Packe's next book, The Bombs of Orsini (1957) was a biography of Felice Orsini, an Italian revolutionary who tried to assassinate Napoleon III. In 1966 he and Maurice Dreyfuss published The Alderney Story, 1939–49, an account of Alderney's wartime occupation and liberation compiled while living witnesses were still available. Packe then began work on a biography of Edward III, but the book was incomplete when he died. This last book was completed by L.C.B. Seaman and published in 1983 as King Edward III (ISBN 0710090242).

==Cricket career==
Packe made his first-class debut for Cambridge University against Essex in June 1936, playing for the university against the Free Foresters the following week. He first played for Leicestershire in August that year, in a County Championship match against Northamptonshire. He played five more County Championship matches for Leicestershire that month.
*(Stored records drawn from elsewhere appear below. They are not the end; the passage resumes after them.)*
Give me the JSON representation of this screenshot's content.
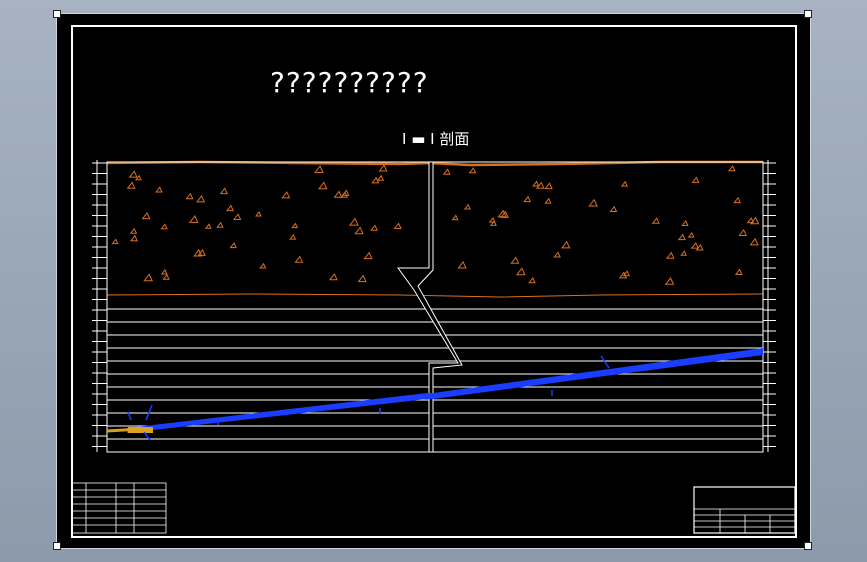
{
  "drawing": {
    "title": "??????????",
    "section_label": "I ▬ I  剖面"
  },
  "colors": {
    "soil_line": "#d8701d",
    "seam": "#1a3dff",
    "lines": "#ffffff",
    "background": "#000000"
  }
}
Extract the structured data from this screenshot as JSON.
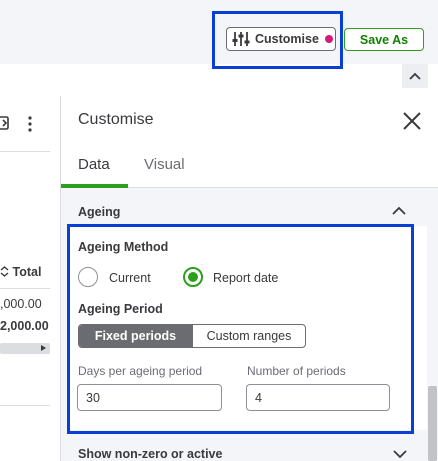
{
  "toolbar": {
    "customise_label": "Customise",
    "save_as_label": "Save As",
    "accent_green": "#2ca01c",
    "notification_color": "#d11a7a",
    "highlight_color": "#0a3fd6"
  },
  "report": {
    "total_header": "Total",
    "value_row_1": ",000.00",
    "value_row_2": "2,000.00"
  },
  "panel": {
    "title": "Customise",
    "tabs": [
      {
        "label": "Data",
        "active": true
      },
      {
        "label": "Visual",
        "active": false
      }
    ],
    "sections": {
      "ageing": {
        "title": "Ageing",
        "expanded": true,
        "method_label": "Ageing Method",
        "method_options": [
          {
            "label": "Current",
            "selected": false
          },
          {
            "label": "Report date",
            "selected": true
          }
        ],
        "period_label": "Ageing Period",
        "period_options": [
          {
            "label": "Fixed periods",
            "selected": true
          },
          {
            "label": "Custom ranges",
            "selected": false
          }
        ],
        "days_label": "Days per ageing period",
        "days_value": "30",
        "periods_label": "Number of periods",
        "periods_value": "4"
      },
      "non_zero": {
        "title": "Show non-zero or active",
        "expanded": false
      }
    }
  }
}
He did not play for his university team in the 1937 season, but did play nine first-class matches for Leicestershire – seven in the County Championship, one against Oxford University and one against New Zealand. He played just four matches in 1938, all for Cambridge University, including one against Australia. His last match for the university was against Nottinghamshire.
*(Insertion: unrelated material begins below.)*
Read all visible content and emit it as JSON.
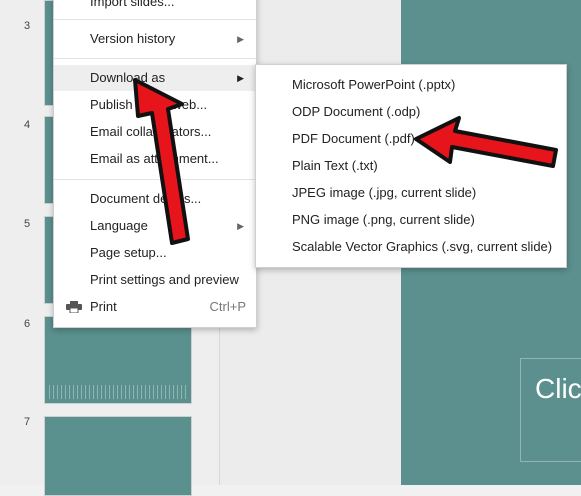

In April 1939 he played for Egypt against HM Martineau's XI in Cairo. Back in England, he captained Leicestershire during the 1939, playing in 18 County Championship matches in addition to matches against Cambridge University, Oxford University and the West Indies. His last first-class match was against Derbyshire.
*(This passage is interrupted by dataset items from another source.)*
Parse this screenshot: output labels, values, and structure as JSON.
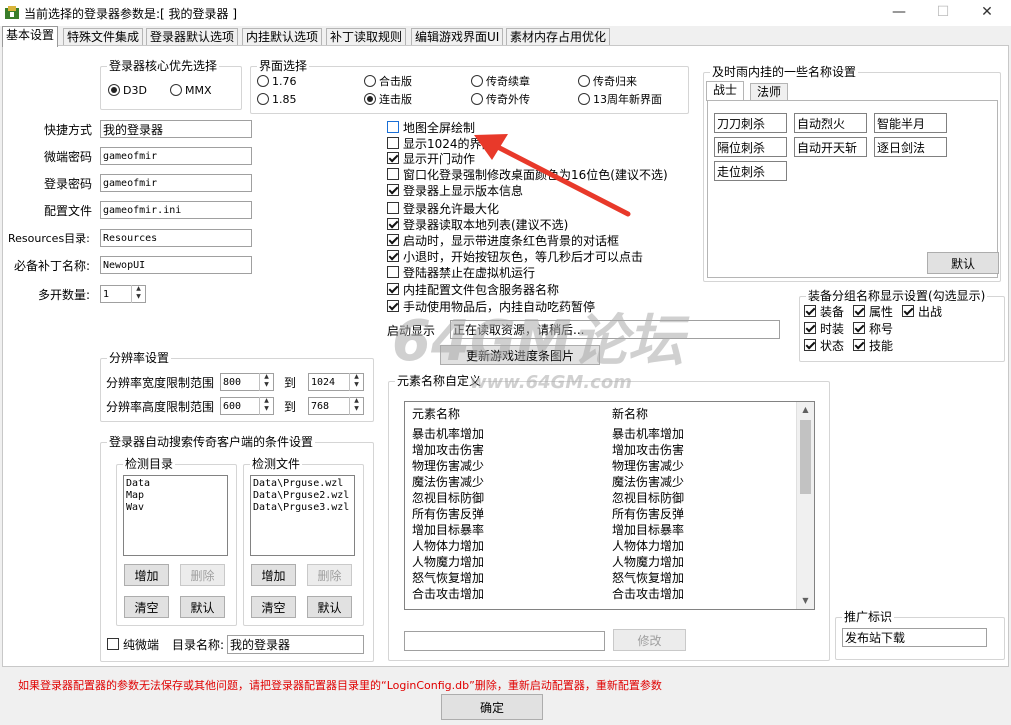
{
  "window": {
    "title": "当前选择的登录器参数是:[ 我的登录器 ]",
    "minimize": "—",
    "maximize": "☐",
    "close": "✕"
  },
  "tabs": [
    "基本设置",
    "特殊文件集成",
    "登录器默认选项",
    "内挂默认选项",
    "补丁读取规则",
    "编辑游戏界面UI",
    "素材内存占用优化"
  ],
  "core_priority": {
    "title": "登录器核心优先选择",
    "options": [
      {
        "label": "D3D",
        "selected": true
      },
      {
        "label": "MMX",
        "selected": false
      }
    ]
  },
  "interface": {
    "title": "界面选择",
    "options": [
      {
        "label": "1.76",
        "selected": false
      },
      {
        "label": "合击版",
        "selected": false
      },
      {
        "label": "传奇续章",
        "selected": false
      },
      {
        "label": "传奇归来",
        "selected": false
      },
      {
        "label": "1.85",
        "selected": false
      },
      {
        "label": "连击版",
        "selected": true
      },
      {
        "label": "传奇外传",
        "selected": false
      },
      {
        "label": "13周年新界面",
        "selected": false
      }
    ]
  },
  "fields": [
    {
      "label": "快捷方式",
      "value": "我的登录器"
    },
    {
      "label": "微端密码",
      "value": "gameofmir"
    },
    {
      "label": "登录密码",
      "value": "gameofmir"
    },
    {
      "label": "配置文件",
      "value": "gameofmir.ini"
    },
    {
      "label": "Resources目录:",
      "value": "Resources"
    },
    {
      "label": "必备补丁名称:",
      "value": "NewopUI"
    }
  ],
  "multi_open": {
    "label": "多开数量:",
    "value": "1"
  },
  "checkboxes": [
    {
      "label": "地图全屏绘制",
      "checked": false
    },
    {
      "label": "显示1024的界面",
      "checked": false
    },
    {
      "label": "显示开门动作",
      "checked": true
    },
    {
      "label": "窗口化登录强制修改桌面颜色为16位色(建议不选)",
      "checked": false
    },
    {
      "label": "登录器上显示版本信息",
      "checked": true
    },
    {
      "label": "登录器允许最大化",
      "checked": false
    },
    {
      "label": "登录器读取本地列表(建议不选)",
      "checked": true
    },
    {
      "label": "启动时，显示带进度条红色背景的对话框",
      "checked": true
    },
    {
      "label": "小退时，开始按钮灰色，等几秒后才可以点击",
      "checked": true
    },
    {
      "label": "登陆器禁止在虚拟机运行",
      "checked": false
    },
    {
      "label": "内挂配置文件包含服务器名称",
      "checked": true
    },
    {
      "label": "手动使用物品后，内挂自动吃药暂停",
      "checked": true
    }
  ],
  "launch_display": {
    "label": "启动显示",
    "value": "正在读取资源，请稍后..."
  },
  "batch_button": "更新游戏进度条图片",
  "resolution": {
    "title": "分辨率设置",
    "width_label": "分辨率宽度限制范围",
    "height_label": "分辨率高度限制范围",
    "to": "到",
    "width_min": "800",
    "width_max": "1024",
    "height_min": "600",
    "height_max": "768"
  },
  "search_group": {
    "title": "登录器自动搜索传奇客户端的条件设置",
    "dir_title": "检测目录",
    "dirs": [
      "Data",
      "Map",
      "Wav"
    ],
    "file_title": "检测文件",
    "files": [
      "Data\\Prguse.wzl",
      "Data\\Prguse2.wzl",
      "Data\\Prguse3.wzl"
    ],
    "add": "增加",
    "delete": "删除",
    "clear": "清空",
    "default": "默认",
    "pure_micro": "纯微端",
    "dir_name_label": "目录名称:",
    "dir_name_value": "我的登录器"
  },
  "element_names": {
    "title": "元素名称自定义",
    "col_element": "元素名称",
    "col_new": "新名称",
    "rows": [
      [
        "暴击机率增加",
        "暴击机率增加"
      ],
      [
        "增加攻击伤害",
        "增加攻击伤害"
      ],
      [
        "物理伤害减少",
        "物理伤害减少"
      ],
      [
        "魔法伤害减少",
        "魔法伤害减少"
      ],
      [
        "忽视目标防御",
        "忽视目标防御"
      ],
      [
        "所有伤害反弹",
        "所有伤害反弹"
      ],
      [
        "增加目标暴率",
        "增加目标暴率"
      ],
      [
        "人物体力增加",
        "人物体力增加"
      ],
      [
        "人物魔力增加",
        "人物魔力增加"
      ],
      [
        "怒气恢复增加",
        "怒气恢复增加"
      ],
      [
        "合击攻击增加",
        "合击攻击增加"
      ]
    ],
    "modify": "修改"
  },
  "skill_names": {
    "title": "及时雨内挂的一些名称设置",
    "tabs": [
      "战士",
      "法师"
    ],
    "items": [
      "刀刀刺杀",
      "自动烈火",
      "智能半月",
      "隔位刺杀",
      "自动开天斩",
      "逐日剑法",
      "走位刺杀"
    ],
    "default": "默认"
  },
  "equip_group": {
    "title": "装备分组名称显示设置(勾选显示)",
    "items": [
      {
        "label": "装备",
        "checked": true
      },
      {
        "label": "属性",
        "checked": true
      },
      {
        "label": "出战",
        "checked": true
      },
      {
        "label": "时装",
        "checked": true
      },
      {
        "label": "称号",
        "checked": true
      },
      {
        "label": "状态",
        "checked": true
      },
      {
        "label": "技能",
        "checked": true
      }
    ]
  },
  "promo": {
    "title": "推广标识",
    "value": "发布站下载"
  },
  "footer": {
    "warning": "如果登录器配置器的参数无法保存或其他问题，请把登录器配置器目录里的“LoginConfig.db”删除，重新启动配置器，重新配置参数",
    "ok": "确定"
  },
  "watermark": {
    "big": "64GM论坛",
    "small": "www.64GM.com"
  },
  "colors": {
    "accent": "#1a6fd6",
    "warning": "#e00000",
    "arrow": "#e8392a"
  }
}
On Alderney he served as judge for the local cricket team History of Alderney Cricket, and he left Alderney each year to attend the Lord's Test.

===Cricket statistics===
In his 41 first-class matches, Packe scored 1151 runs at an average of 18.86. He made just one century, an innings of 118 for Leicestershire against Glamorgan in 1936, described by Wisden as "brilliant". He took one wicket, that of Yorkshire's Arthur Wood in 1939.